Ahmet Hakan'ın Hürriyet gazetesindeki 'Nefretlik bir cümle: Yetmez ama evet' başlıklı (3 Ekim 2013) yazısının ilgili bölümü şöyle:
ARTIK olay aşağı yukarı şöyle cereyan ediyor:
Hükümetimiz “azıcık” ama gerçekten “azıcık” bir şeyler veriyor.
Ve aydınlarımız, medyamız, köşe yazarlarımız falan...
Başlıyorlar sadaka kapmış dilenciler gibi tekerlemeler sıralamaya:
-Allah bin bereket versin hükümetim.
-Allah tuttuğunu altın etsin hükümetim.
-Buna da şükür hükümetim.
-Sen de olmasan bizim halimiz nice olur hükümetim.
-Bu zamana kadar bize bunu bile vermemişlerdi hükümetim.
-Sen şimdi bunu verdin ya... Garanti yine verirsin hükümetim.
-Bundan sonra yine ver hükümetim.
-Gıdım gıdım ver hükümetim.
-Bize bazen böyle tatlı sürprizler yap hükümetim.
-Bizi bazen böyle şımart hükümetim.
-Sen ne zaman ne kadar verileceğini gayet iyi bilirsin hükümetim.
-Yetmez ama evet hükümetim.
Lütuf ve ihsan görmüşlere özgü bir kanaatkârlıkla eller ovuşturuluyor.
Sadaka almışlara özgü bir mahcubiyetle eyvallahlar çekiliyor.
Kısacası...
Havada sadece ve sadece bir minnettarlık kokusu var, başka da bir şey yok.
Mesela şöyle şeyler yok:
-“Niye gıdım gıdım veriyorsun birader?” diyen yok.
-“Niye hepsini birden vermiyorsun ağa?” diyen yok.
-“Zaten bana ait olan hakları, bana verirken neden böyle cimri davranıyorsun ahretlik?” diyen yok.
-“Zaten bana ait olan hakların verilmesini, hangi dayanakla, hangi mantıkla ve hangi hakla sıraya koyuyorsun muhterem?” diyen yok.
-“Haklarımı bana verirken neden ‘sürpriz yapmaya meraklı bir âşık’ gibi davranıyorsun mübarek?” diyen yok.
-“Falanca yasağı kaldırırken falanca yasağı kaldırmıyorsun... Bunun mantığı nedir kardeş?” diyen yok.

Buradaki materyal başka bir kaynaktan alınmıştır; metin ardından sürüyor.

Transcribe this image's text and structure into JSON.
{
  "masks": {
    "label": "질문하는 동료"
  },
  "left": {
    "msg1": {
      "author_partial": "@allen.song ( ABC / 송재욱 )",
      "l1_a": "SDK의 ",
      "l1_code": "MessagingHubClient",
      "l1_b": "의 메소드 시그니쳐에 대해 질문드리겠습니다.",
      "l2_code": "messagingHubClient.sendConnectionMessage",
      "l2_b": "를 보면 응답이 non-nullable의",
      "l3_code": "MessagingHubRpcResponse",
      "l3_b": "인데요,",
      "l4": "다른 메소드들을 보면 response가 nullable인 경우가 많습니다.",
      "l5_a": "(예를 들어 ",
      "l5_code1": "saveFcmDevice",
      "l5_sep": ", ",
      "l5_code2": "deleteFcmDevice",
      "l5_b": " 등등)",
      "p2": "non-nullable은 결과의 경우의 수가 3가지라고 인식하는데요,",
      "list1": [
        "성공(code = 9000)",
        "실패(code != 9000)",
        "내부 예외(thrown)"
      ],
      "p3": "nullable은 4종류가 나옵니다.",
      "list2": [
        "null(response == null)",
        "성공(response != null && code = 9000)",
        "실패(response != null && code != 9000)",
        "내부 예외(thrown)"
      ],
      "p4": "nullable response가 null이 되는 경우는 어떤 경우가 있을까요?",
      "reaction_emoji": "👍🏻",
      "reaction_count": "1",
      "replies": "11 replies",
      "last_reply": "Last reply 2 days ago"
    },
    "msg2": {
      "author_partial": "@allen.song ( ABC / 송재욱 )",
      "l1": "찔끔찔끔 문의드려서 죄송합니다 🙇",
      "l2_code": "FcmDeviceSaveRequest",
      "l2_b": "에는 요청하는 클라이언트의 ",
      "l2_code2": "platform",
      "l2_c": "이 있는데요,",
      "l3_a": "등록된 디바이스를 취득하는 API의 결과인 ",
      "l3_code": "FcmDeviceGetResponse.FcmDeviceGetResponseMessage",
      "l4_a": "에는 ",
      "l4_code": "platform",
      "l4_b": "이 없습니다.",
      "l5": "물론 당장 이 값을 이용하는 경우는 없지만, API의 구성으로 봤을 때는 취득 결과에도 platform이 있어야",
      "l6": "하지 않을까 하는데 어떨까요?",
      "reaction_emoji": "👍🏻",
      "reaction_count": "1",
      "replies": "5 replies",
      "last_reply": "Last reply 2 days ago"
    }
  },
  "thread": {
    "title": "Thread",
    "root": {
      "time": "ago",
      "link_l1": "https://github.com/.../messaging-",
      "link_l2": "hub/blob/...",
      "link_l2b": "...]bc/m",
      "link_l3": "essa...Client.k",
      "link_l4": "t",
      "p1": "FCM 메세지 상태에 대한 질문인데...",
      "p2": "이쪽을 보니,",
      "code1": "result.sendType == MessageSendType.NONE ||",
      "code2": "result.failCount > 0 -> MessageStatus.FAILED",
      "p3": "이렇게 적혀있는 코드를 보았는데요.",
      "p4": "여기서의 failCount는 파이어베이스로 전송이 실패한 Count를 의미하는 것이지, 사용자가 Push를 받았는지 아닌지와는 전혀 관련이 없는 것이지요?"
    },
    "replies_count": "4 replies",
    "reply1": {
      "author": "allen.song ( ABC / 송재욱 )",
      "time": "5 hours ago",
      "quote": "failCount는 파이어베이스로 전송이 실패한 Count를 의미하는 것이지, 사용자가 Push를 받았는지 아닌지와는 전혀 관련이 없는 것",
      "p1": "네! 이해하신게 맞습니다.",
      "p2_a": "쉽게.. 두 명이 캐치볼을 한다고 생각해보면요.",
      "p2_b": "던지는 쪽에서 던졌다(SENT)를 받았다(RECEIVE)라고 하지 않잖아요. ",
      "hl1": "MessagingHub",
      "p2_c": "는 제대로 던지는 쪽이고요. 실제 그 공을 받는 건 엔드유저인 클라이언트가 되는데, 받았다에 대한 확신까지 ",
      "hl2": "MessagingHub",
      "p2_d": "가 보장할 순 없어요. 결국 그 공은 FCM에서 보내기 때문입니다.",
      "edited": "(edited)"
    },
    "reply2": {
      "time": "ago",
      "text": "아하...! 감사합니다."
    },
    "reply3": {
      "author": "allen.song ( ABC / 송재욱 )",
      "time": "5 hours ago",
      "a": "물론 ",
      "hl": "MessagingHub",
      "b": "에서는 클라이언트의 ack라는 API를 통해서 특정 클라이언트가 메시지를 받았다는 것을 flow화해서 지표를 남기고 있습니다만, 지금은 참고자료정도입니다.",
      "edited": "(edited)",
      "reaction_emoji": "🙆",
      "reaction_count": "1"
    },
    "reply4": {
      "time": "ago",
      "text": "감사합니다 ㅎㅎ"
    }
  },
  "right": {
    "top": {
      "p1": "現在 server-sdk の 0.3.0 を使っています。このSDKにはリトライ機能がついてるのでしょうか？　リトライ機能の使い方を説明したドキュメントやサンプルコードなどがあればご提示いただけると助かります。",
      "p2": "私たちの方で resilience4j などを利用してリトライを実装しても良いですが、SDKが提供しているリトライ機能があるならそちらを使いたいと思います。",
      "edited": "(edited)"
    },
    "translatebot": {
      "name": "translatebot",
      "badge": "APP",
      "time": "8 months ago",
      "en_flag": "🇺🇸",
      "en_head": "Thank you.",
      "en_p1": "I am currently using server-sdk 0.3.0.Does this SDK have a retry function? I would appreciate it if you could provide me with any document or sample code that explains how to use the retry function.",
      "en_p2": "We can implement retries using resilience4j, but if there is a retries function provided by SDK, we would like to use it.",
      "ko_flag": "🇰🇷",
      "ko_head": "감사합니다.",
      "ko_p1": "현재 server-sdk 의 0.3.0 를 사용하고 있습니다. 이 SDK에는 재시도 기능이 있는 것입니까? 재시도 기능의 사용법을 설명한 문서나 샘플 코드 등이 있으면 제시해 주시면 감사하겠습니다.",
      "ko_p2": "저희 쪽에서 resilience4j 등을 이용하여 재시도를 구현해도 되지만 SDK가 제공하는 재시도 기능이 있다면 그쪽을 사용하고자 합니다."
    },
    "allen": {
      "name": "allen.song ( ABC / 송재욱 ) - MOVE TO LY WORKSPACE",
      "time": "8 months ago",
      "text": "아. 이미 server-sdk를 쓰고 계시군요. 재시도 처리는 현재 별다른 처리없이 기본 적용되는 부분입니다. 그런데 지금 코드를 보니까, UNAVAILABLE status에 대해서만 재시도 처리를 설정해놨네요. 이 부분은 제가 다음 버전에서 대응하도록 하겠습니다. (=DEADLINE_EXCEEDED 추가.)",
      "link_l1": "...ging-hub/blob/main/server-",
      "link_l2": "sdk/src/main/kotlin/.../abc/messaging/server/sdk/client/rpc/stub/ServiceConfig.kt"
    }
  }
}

Mahcubiyeti atmanın yolunu da bulmuşlar.
Hep beraber var güçleriyle haykırıyorlar:
“Yetmez ama evet... Yetmez ama evet...”
Bir Allah’ın kulu çıkıp da demiyor ki:
Yeterini vermeye gücün kudretin bal gibi de yettiğine göre... Neden yeterini vermiyorsun?